The highest classes for which Canadians used ‘purchase now, pay later’ at Koho had been groceries, telecom and eating places. Based mostly on a pattern dimension of 10,000 customers, the common transaction was $187, and the common mortgage quantity was $345.
Whereas ‘purchase now, pay later’ companies can break up an enormous fee and make it easier to get via a tough patch, making it a behavior could lead on you right into a debt lure, Oleksy mentioned.
“Credit score is neither good nor unhealthy. It’s only a device. A very good butter knife spreads good butter in your bread, however you drop it in your foot and it will possibly stab you within the foot,” mentioned Oleksy.
And whereas the lure for financially burdened Canadians will be sturdy, the funds can simply add as much as monetary ache down the highway, mentioned Ho.
“You probably have 15 or 20 of these ‘purchase now and pay later’ for the 15 or 20 objects that you just bought off of various web sites … regardless of how organized you might be, until you might have a really meticulous spreadsheet detailing each single fee, we have now an issue,” Ho mentioned.

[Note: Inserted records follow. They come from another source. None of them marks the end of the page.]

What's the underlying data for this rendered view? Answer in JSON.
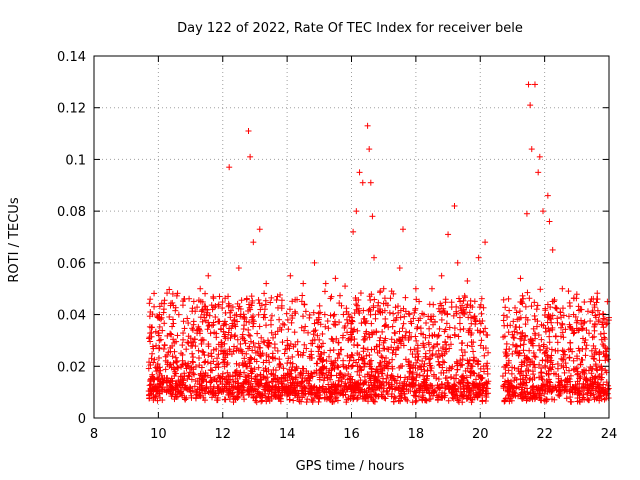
{
  "chart_data": {
    "type": "scatter",
    "title": "Day 122 of 2022, Rate Of TEC Index for receiver bele",
    "xlabel": "GPS time / hours",
    "ylabel": "ROTI / TECUs",
    "xlim": [
      8,
      24
    ],
    "ylim": [
      0,
      0.14
    ],
    "xticks": [
      8,
      10,
      12,
      14,
      16,
      18,
      20,
      22,
      24
    ],
    "yticks": [
      0,
      0.02,
      0.04,
      0.06,
      0.08,
      0.1,
      0.12,
      0.14
    ],
    "xtick_labels": [
      "8",
      "10",
      "12",
      "14",
      "16",
      "18",
      "20",
      "22",
      "24"
    ],
    "ytick_labels": [
      "0",
      "0.02",
      "0.04",
      "0.06",
      "0.08",
      "0.1",
      "0.12",
      "0.14"
    ],
    "grid": true,
    "marker": "+",
    "color": "#ff0000",
    "data_gap": [
      20.25,
      20.7
    ],
    "series": [
      {
        "name": "ROTI",
        "points": [
          [
            9.75,
            0.041
          ],
          [
            10.0,
            0.039
          ],
          [
            10.45,
            0.048
          ],
          [
            10.8,
            0.046
          ],
          [
            11.3,
            0.05
          ],
          [
            11.55,
            0.055
          ],
          [
            11.9,
            0.047
          ],
          [
            12.2,
            0.097
          ],
          [
            12.5,
            0.058
          ],
          [
            12.8,
            0.111
          ],
          [
            12.85,
            0.101
          ],
          [
            12.95,
            0.068
          ],
          [
            13.15,
            0.073
          ],
          [
            13.35,
            0.052
          ],
          [
            13.7,
            0.047
          ],
          [
            14.1,
            0.055
          ],
          [
            14.5,
            0.052
          ],
          [
            14.85,
            0.06
          ],
          [
            15.2,
            0.052
          ],
          [
            15.5,
            0.054
          ],
          [
            15.8,
            0.051
          ],
          [
            16.05,
            0.072
          ],
          [
            16.15,
            0.08
          ],
          [
            16.25,
            0.095
          ],
          [
            16.35,
            0.091
          ],
          [
            16.5,
            0.113
          ],
          [
            16.55,
            0.104
          ],
          [
            16.6,
            0.091
          ],
          [
            16.65,
            0.078
          ],
          [
            16.7,
            0.062
          ],
          [
            17.0,
            0.05
          ],
          [
            17.3,
            0.048
          ],
          [
            17.5,
            0.058
          ],
          [
            17.6,
            0.073
          ],
          [
            18.0,
            0.05
          ],
          [
            18.5,
            0.05
          ],
          [
            18.8,
            0.055
          ],
          [
            19.0,
            0.071
          ],
          [
            19.2,
            0.082
          ],
          [
            19.3,
            0.06
          ],
          [
            19.6,
            0.053
          ],
          [
            19.95,
            0.062
          ],
          [
            20.15,
            0.068
          ],
          [
            21.25,
            0.054
          ],
          [
            21.45,
            0.079
          ],
          [
            21.5,
            0.129
          ],
          [
            21.55,
            0.121
          ],
          [
            21.6,
            0.104
          ],
          [
            21.7,
            0.129
          ],
          [
            21.8,
            0.095
          ],
          [
            21.85,
            0.101
          ],
          [
            21.95,
            0.08
          ],
          [
            22.1,
            0.086
          ],
          [
            22.15,
            0.076
          ],
          [
            22.25,
            0.065
          ],
          [
            22.55,
            0.05
          ],
          [
            22.9,
            0.04
          ],
          [
            23.3,
            0.034
          ],
          [
            23.7,
            0.04
          ],
          [
            23.95,
            0.045
          ]
        ]
      }
    ]
  }
}
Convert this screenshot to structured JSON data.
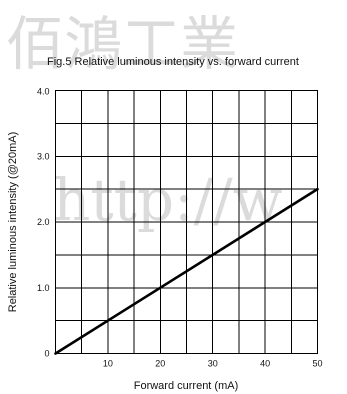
{
  "watermark": {
    "top_text": "佰鴻工業",
    "middle_text": "http://w"
  },
  "chart_data": {
    "type": "line",
    "title": "Fig.5 Relative luminous intensity vs. forward current",
    "xlabel": "Forward current (mA)",
    "ylabel": "Relative luminous intensity (@20mA)",
    "xlim": [
      0,
      50
    ],
    "ylim": [
      0,
      4
    ],
    "x_ticks": [
      {
        "value": 10,
        "label": "10"
      },
      {
        "value": 20,
        "label": "20"
      },
      {
        "value": 30,
        "label": "30"
      },
      {
        "value": 40,
        "label": "40"
      },
      {
        "value": 50,
        "label": "50"
      }
    ],
    "y_ticks": [
      {
        "value": 0,
        "label": "0"
      },
      {
        "value": 1,
        "label": "1.0"
      },
      {
        "value": 2,
        "label": "2.0"
      },
      {
        "value": 3,
        "label": "3.0"
      },
      {
        "value": 4,
        "label": "4.0"
      }
    ],
    "grid_x_step": 5,
    "grid_y_step": 0.5,
    "grid": true,
    "series": [
      {
        "x": [
          0,
          50
        ],
        "y": [
          0,
          2.5
        ]
      }
    ],
    "colors": {
      "line": "#000000",
      "grid": "#000000",
      "watermark": "#cfcfcf"
    }
  }
}
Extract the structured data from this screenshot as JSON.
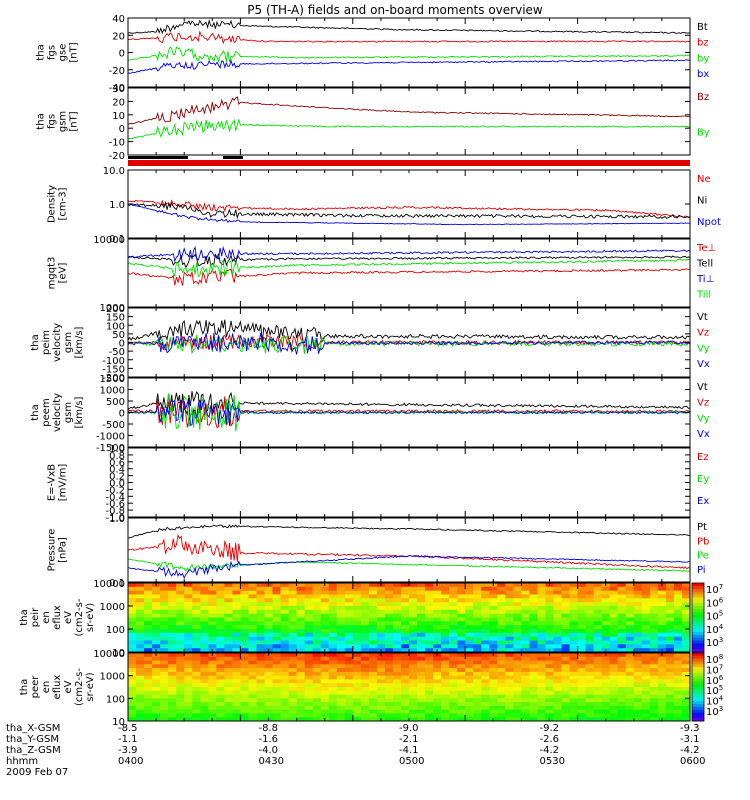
{
  "title": "P5 (TH-A) fields and on-board moments overview",
  "colors": {
    "black": "#000000",
    "red": "#e00000",
    "green": "#00e000",
    "blue": "#0000e0",
    "darkred": "#8b0000"
  },
  "chart_data": [
    {
      "type": "line",
      "ylabel": [
        "tha",
        "fgs",
        "gse",
        "[nT]"
      ],
      "yticks": [
        "40",
        "20",
        "0",
        "-20",
        "-40"
      ],
      "ylim": [
        -40,
        40
      ],
      "legend": [
        {
          "name": "Bt",
          "color": "black"
        },
        {
          "name": "bz",
          "color": "red"
        },
        {
          "name": "by",
          "color": "green"
        },
        {
          "name": "bx",
          "color": "blue"
        }
      ]
    },
    {
      "type": "line",
      "ylabel": [
        "tha",
        "fgs",
        "gsm",
        "[nT]"
      ],
      "yticks": [
        "30",
        "20",
        "10",
        "0",
        "-10",
        "-20"
      ],
      "ylim": [
        -25,
        30
      ],
      "legend": [
        {
          "name": "Bz",
          "color": "darkred"
        },
        {
          "name": "By",
          "color": "green"
        }
      ]
    },
    {
      "type": "line",
      "ylabel": [
        "Density",
        "[cm-3]"
      ],
      "yticks": [
        "10.0",
        "1.0",
        "0.1"
      ],
      "log": true,
      "legend": [
        {
          "name": "Ne",
          "color": "red"
        },
        {
          "name": "Ni",
          "color": "black"
        },
        {
          "name": "Npot",
          "color": "blue"
        }
      ]
    },
    {
      "type": "line",
      "ylabel": [
        "mgqt3",
        "[eV]"
      ],
      "yticks": [
        "10000",
        "1000"
      ],
      "log": true,
      "legend": [
        {
          "name": "Te⊥",
          "color": "red"
        },
        {
          "name": "Tell",
          "color": "black"
        },
        {
          "name": "Ti⊥",
          "color": "blue"
        },
        {
          "name": "Till",
          "color": "green"
        }
      ]
    },
    {
      "type": "line",
      "ylabel": [
        "tha",
        "peim",
        "velocity",
        "gsm",
        "[km/s]"
      ],
      "yticks": [
        "200",
        "150",
        "100",
        "50",
        "0",
        "-50",
        "-100",
        "-150",
        "-200"
      ],
      "ylim": [
        -200,
        200
      ],
      "legend": [
        {
          "name": "Vt",
          "color": "black"
        },
        {
          "name": "Vz",
          "color": "red"
        },
        {
          "name": "Vy",
          "color": "green"
        },
        {
          "name": "Vx",
          "color": "blue"
        }
      ]
    },
    {
      "type": "line",
      "ylabel": [
        "tha",
        "peem",
        "velocity",
        "gsm",
        "[km/s]"
      ],
      "yticks": [
        "1500",
        "1000",
        "500",
        "0",
        "-500",
        "-1000",
        "-1500"
      ],
      "ylim": [
        -1500,
        1500
      ],
      "legend": [
        {
          "name": "Vt",
          "color": "black"
        },
        {
          "name": "Vz",
          "color": "red"
        },
        {
          "name": "Vy",
          "color": "green"
        },
        {
          "name": "Vx",
          "color": "blue"
        }
      ]
    },
    {
      "type": "line",
      "ylabel": [
        "E=-VxB",
        "[mV/m]"
      ],
      "yticks": [
        "1.0",
        "0.8",
        "0.6",
        "0.4",
        "0.2",
        "0.0",
        "-0.2",
        "-0.4",
        "-0.6",
        "-0.8",
        "-1.0"
      ],
      "ylim": [
        -1,
        1
      ],
      "legend": [
        {
          "name": "Ez",
          "color": "red"
        },
        {
          "name": "Ey",
          "color": "green"
        },
        {
          "name": "Ex",
          "color": "blue"
        }
      ]
    },
    {
      "type": "line",
      "ylabel": [
        "Pressure",
        "[nPa]"
      ],
      "yticks": [
        "1.0",
        "0.1"
      ],
      "log": true,
      "legend": [
        {
          "name": "Pt",
          "color": "black"
        },
        {
          "name": "Pb",
          "color": "red"
        },
        {
          "name": "Pe",
          "color": "green"
        },
        {
          "name": "Pi",
          "color": "blue"
        }
      ]
    },
    {
      "type": "heatmap",
      "ylabel": [
        "tha",
        "peir",
        "en",
        "eflux",
        "eV",
        "(cm2-s-",
        "sr-eV)"
      ],
      "yticks": [
        "10000",
        "1000",
        "100",
        "10"
      ],
      "colorbar": [
        {
          "label": "10",
          "exp": "7"
        },
        {
          "label": "10",
          "exp": "6"
        },
        {
          "label": "10",
          "exp": "5"
        },
        {
          "label": "10",
          "exp": "4"
        },
        {
          "label": "10",
          "exp": "3"
        }
      ]
    },
    {
      "type": "heatmap",
      "ylabel": [
        "tha",
        "peer",
        "en",
        "eflux",
        "eV",
        "(cm2-s-",
        "sr-eV)"
      ],
      "yticks": [
        "10000",
        "1000",
        "100",
        "10"
      ],
      "colorbar": [
        {
          "label": "10",
          "exp": "8"
        },
        {
          "label": "10",
          "exp": "7"
        },
        {
          "label": "10",
          "exp": "6"
        },
        {
          "label": "10",
          "exp": "5"
        },
        {
          "label": "10",
          "exp": "4"
        },
        {
          "label": "10",
          "exp": "3"
        }
      ]
    }
  ],
  "xaxis": {
    "row_labels": [
      "tha_X-GSM",
      "tha_Y-GSM",
      "tha_Z-GSM",
      "hhmm",
      "2009 Feb 07"
    ],
    "columns": [
      {
        "x": "-8.5",
        "y": "-1.1",
        "z": "-3.9",
        "t": "0400"
      },
      {
        "x": "-8.8",
        "y": "-1.6",
        "z": "-4.0",
        "t": "0430"
      },
      {
        "x": "-9.0",
        "y": "-2.1",
        "z": "-4.1",
        "t": "0500"
      },
      {
        "x": "-9.2",
        "y": "-2.6",
        "z": "-4.2",
        "t": "0530"
      },
      {
        "x": "-9.3",
        "y": "-3.1",
        "z": "-4.2",
        "t": "0600"
      }
    ]
  }
}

And in the event you miss a fee? “That’s the place they get you,” Oleksy mentioned.
“Should you use it completely, it’s an honest device each occasionally. It’s if you miss a fee — that’s the place, increase, the curiosity tacks on,” she added.

For some customers, ‘purchase now, pay later’ loans could possibly be a option to keep away from even riskier bank card debt.

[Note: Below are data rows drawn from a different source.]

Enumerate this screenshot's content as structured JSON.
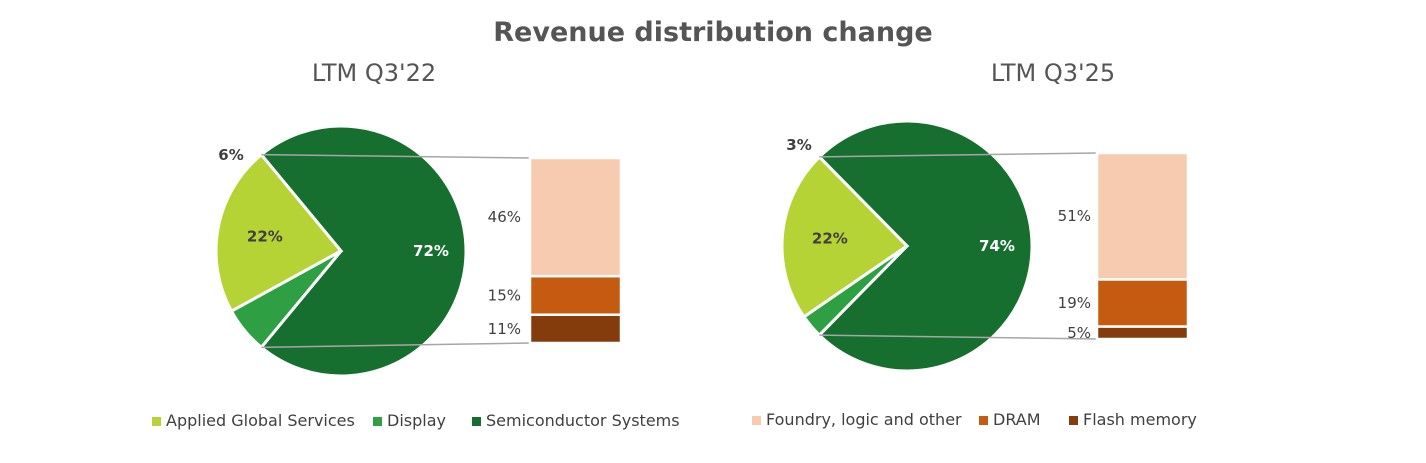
{
  "title": "Revenue distribution change",
  "colors": {
    "applied_global_services": "#b5d334",
    "display": "#2ea043",
    "semiconductor_systems": "#166e2f",
    "foundry_logic_other": "#f7cbb0",
    "dram": "#c55a11",
    "flash_memory": "#843c0c",
    "connector": "#a6a6a6"
  },
  "chart_data": [
    {
      "type": "pie",
      "title": "LTM Q3'22",
      "slices": [
        {
          "name": "Semiconductor Systems",
          "value": 72,
          "label": "72%"
        },
        {
          "name": "Applied Global Services",
          "value": 22,
          "label": "22%"
        },
        {
          "name": "Display",
          "value": 6,
          "label": "6%"
        }
      ],
      "breakdown": {
        "of": "Semiconductor Systems",
        "segments": [
          {
            "name": "Foundry, logic and other",
            "value": 46,
            "label": "46%"
          },
          {
            "name": "DRAM",
            "value": 15,
            "label": "15%"
          },
          {
            "name": "Flash memory",
            "value": 11,
            "label": "11%"
          }
        ]
      }
    },
    {
      "type": "pie",
      "title": "LTM Q3'25",
      "slices": [
        {
          "name": "Semiconductor Systems",
          "value": 74,
          "label": "74%"
        },
        {
          "name": "Applied Global Services",
          "value": 22,
          "label": "22%"
        },
        {
          "name": "Display",
          "value": 3,
          "label": "3%"
        }
      ],
      "breakdown": {
        "of": "Semiconductor Systems",
        "segments": [
          {
            "name": "Foundry, logic and other",
            "value": 51,
            "label": "51%"
          },
          {
            "name": "DRAM",
            "value": 19,
            "label": "19%"
          },
          {
            "name": "Flash memory",
            "value": 5,
            "label": "5%"
          }
        ]
      }
    }
  ],
  "legend_left": [
    {
      "label": "Applied Global Services",
      "color_key": "applied_global_services"
    },
    {
      "label": "Display",
      "color_key": "display"
    },
    {
      "label": "Semiconductor Systems",
      "color_key": "semiconductor_systems"
    }
  ],
  "legend_right": [
    {
      "label": "Foundry, logic and other",
      "color_key": "foundry_logic_other"
    },
    {
      "label": "DRAM",
      "color_key": "dram"
    },
    {
      "label": "Flash memory",
      "color_key": "flash_memory"
    }
  ]
}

“In a means, if one is disciplined, ‘purchase now pay later’ might assist folks mitigate these 20 per cent bank card rates of interest,” Ho mentioned.

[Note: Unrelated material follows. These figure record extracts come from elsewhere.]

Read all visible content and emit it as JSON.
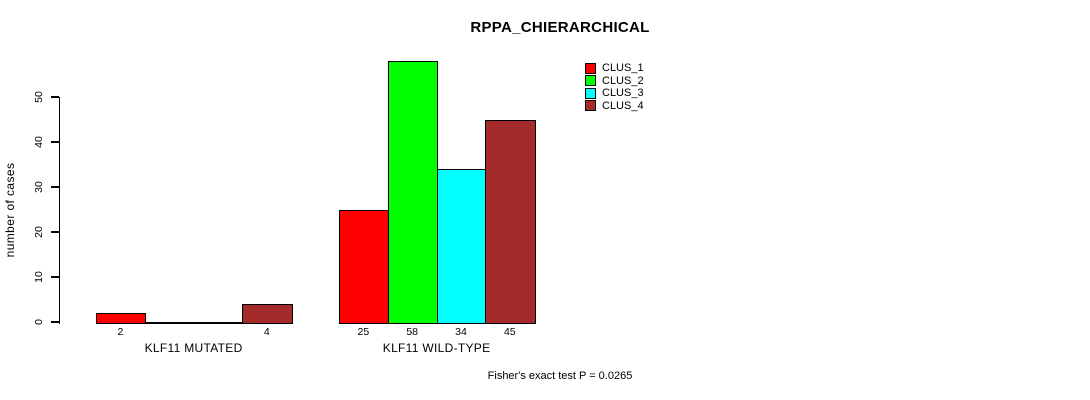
{
  "chart_data": {
    "type": "bar",
    "title": "RPPA_CHIERARCHICAL",
    "ylabel": "number of cases",
    "xlabel": "",
    "ylim": [
      0,
      50
    ],
    "yticks": [
      0,
      10,
      20,
      30,
      40,
      50
    ],
    "grid": false,
    "legend_position": "top-right-inside",
    "categories": [
      "KLF11 MUTATED",
      "KLF11 WILD-TYPE"
    ],
    "series": [
      {
        "name": "CLUS_1",
        "color": "#FF0000",
        "values": [
          2,
          25
        ]
      },
      {
        "name": "CLUS_2",
        "color": "#00FF00",
        "values": [
          0,
          58
        ]
      },
      {
        "name": "CLUS_3",
        "color": "#00FFFF",
        "values": [
          0,
          34
        ]
      },
      {
        "name": "CLUS_4",
        "color": "#A52A2A",
        "values": [
          4,
          45
        ]
      }
    ],
    "bar_value_labels": [
      [
        "2",
        "",
        "",
        "4"
      ],
      [
        "25",
        "58",
        "34",
        "45"
      ]
    ],
    "footnote": "Fisher's exact test P = 0.0265",
    "axis_color": "#000000",
    "background_color": "#FFFFFF"
  }
}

In line with an Equifax report launched Monday, 1.4 million Canadians missed bank card funds in April, Could and June of 2025. Whereas that’s 7,000 fewer than final quarter, it’s 118,000 greater than in the identical interval final 12 months.
“’Purchase now, pay later,’ if it’s used very, very strictly, isn’t a foul product. It permits somebody to interrupt up a fee into equal funds. It’d enable somebody to delay a fee and even get (one thing on) zero per cent curiosity,” Oleksy mentioned.
Maintaining the ‘purchase now, pay later’ choice just for greater purchases can assist mitigate the dangers, she added.
“Most of us don’t have $1,500 or $2,000 to only drop on a laptop computer. So possibly you break it up into 4 funds and that simply makes it simpler. And you continue to get what you want for work, faculty or life. It’s simply when it turns into a behavior, if you’re counting on it for the small day-to-day purchases, that’s the place I begin to fear,” she added.

With the brand new faculty time period beginning in a number of weeks, dad and mom and college students throughout the nation will probably be heading to shops for back-to-school procuring. Planning forward of time, as a substitute of dipping into ‘purchase now, pay later’ loans, can assist relieve the monetary stress that comes with repayments.
“We all know that back-to-school is an annual occasion when you might have school-age youngsters. So it’s not a shock that this occasion is arising. And like with the rest, planning prematurely is vital,” Ho mentioned, urging dad and mom to start out squirrelling away cash forward of time to spend in August or September.
Shopping for some faculty provides second-hand or used is also a fantastic choice, she added.
“Don’t spend cash that you just don’t have,” Ho mentioned.